L’Ukraine, qui forme désormais plus de 70 brigades à la guerre par drone, veut produire entre 3 et 4 millions de systèmes d’ici fin 2025. Dans le même temps, la Russie augmente ses frappes en salves de centaines de Shahed-136, drones préprogrammés et fabriqués localement à coût réduit. Le drone est ainsi devenu une unité stratégique de base, comme la cartouche au XXe siècle ou le missile dans les années 1990. On en consomme par milliers. On en perd autant. Ce n’est pas grave, tant qu’on peut les remplacer plus vite qu’on ne les détruit.
Cette logique oblige à repenser les modèles occidentaux. En France, un officier du Commandement du combat futur (CCF) le reconnaît : “Les plans industriels à cinq ou dix ans où on prévoit d’équiper tout le monde avec le même matériel ne fonctionneront plus.” La guerre industrielle est revenue, mais sous une forme nouvelle : modulaire, adaptative, semi artisanale parfois, mais rapide, vivante, évolutive. Les délais d’industrialisation doivent être compressés, les cycles de certification raccourcis. L’armée ukrainienne certifie un drone en un mois. Chaque semaine, de nouveaux modèles sont testés, améliorés, déployés.

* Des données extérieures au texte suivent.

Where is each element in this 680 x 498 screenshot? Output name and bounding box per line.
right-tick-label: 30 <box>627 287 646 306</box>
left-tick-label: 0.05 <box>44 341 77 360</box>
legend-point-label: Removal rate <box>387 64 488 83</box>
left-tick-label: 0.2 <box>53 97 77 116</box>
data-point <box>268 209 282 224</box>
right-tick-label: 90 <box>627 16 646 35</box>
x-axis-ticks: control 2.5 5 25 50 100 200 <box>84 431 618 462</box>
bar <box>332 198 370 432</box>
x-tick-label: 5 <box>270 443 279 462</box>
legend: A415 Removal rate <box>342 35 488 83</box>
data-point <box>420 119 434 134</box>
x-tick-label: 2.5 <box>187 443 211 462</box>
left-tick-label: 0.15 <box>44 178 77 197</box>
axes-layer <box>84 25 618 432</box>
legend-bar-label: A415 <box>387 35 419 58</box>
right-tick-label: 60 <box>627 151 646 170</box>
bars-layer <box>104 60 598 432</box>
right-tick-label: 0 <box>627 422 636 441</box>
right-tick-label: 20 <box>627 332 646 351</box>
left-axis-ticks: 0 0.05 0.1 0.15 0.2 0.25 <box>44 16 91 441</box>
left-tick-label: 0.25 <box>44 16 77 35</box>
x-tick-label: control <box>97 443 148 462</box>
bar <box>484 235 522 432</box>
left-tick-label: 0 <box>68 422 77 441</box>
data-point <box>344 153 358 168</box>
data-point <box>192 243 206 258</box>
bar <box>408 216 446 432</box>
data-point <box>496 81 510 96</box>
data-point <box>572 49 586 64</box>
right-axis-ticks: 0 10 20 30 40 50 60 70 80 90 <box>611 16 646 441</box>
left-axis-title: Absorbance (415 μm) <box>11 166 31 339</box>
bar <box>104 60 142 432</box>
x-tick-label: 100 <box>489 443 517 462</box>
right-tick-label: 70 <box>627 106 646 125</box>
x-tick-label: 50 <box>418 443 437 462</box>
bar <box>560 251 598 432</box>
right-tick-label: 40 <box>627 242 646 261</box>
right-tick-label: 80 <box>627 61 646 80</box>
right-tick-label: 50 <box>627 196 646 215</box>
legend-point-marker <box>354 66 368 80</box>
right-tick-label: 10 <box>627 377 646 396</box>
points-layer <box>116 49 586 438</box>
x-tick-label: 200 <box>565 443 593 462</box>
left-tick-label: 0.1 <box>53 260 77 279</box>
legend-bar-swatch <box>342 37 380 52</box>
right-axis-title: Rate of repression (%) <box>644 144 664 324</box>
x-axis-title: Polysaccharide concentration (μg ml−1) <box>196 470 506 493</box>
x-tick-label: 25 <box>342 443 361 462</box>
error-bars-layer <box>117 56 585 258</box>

Low cost, agile, jetable : le nouvel âge des drones
L’industrie de défense ukrainienne s’est révélée d’une efficacité redoutable : plus de 500 entreprises, 240 projets certifiés, des drones testés en situation réelle puis immédiatement modifiés. Dans ce laboratoire de guerre, le front devient atelier. Le champ de bataille dicte la R&D. L’opérateur devient ingénieur, le tacticien devient designer. On assemble sur place, on adapte selon l’ennemi, on bidouille, on optimise, on dérègle les schémas classiques de production. C’est le triomphe de la doctrine field-to-factory-to-front.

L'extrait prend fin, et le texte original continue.